Voller Tatendrang, mit dem Ziel Aufstieg, startete der TuS in die neue Saison 1964/65 unter Spielertrainer Jürgen Kohlmetz, der als Torwart der Rückhalt der Mannschaft war.
Nach anfänglichen Schwierigkeiten setzte sich die TuS-Mannschaft an die Spitze der Tabelle und gab diese bis Ende der Saison nicht mehr ab.
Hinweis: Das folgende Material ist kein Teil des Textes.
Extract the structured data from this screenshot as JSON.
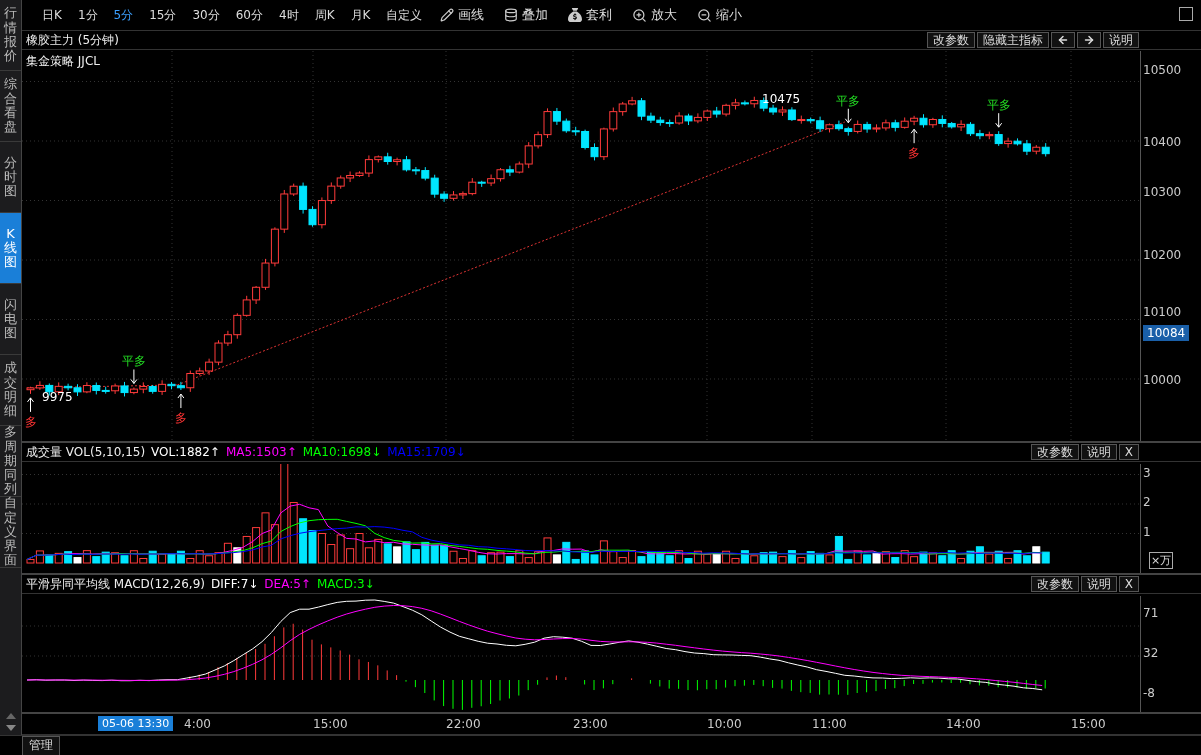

Mit 35:7 Punkten und einem Torverhältnis von 66:19 hatten wir am Ende fünf Zähler Vorsprung vor der TG Stein. Im zweiten Anlauf, das erste Spiel endete 1:1, errang unsere Elf auch die Kreismeisterschaft gegen Dillweißenstein in Brötzingen mit 3:1 Toren.
Mit einer verjüngten Mannschaft und einem hervorragenden Start in die A-Klasse, stellte Trainer Kohlmetz sein Team unter Erfolgdruck, doch es zeigte sich, dass die jungen „Dachse“ auch nach anfänglicher Begeisterung noch Fehler auszumerzen hatten. Dennoch ein guter 8. Platz mit 25:27 Punkten nach Abschluss der Saison. Auf dem Kreistag wurden die Winzer von der A-Klasse, Gruppe Nord, in die Südgruppe wegen der geographischen Lage versetzt, in die sogenannte „Heidelbeerliga“.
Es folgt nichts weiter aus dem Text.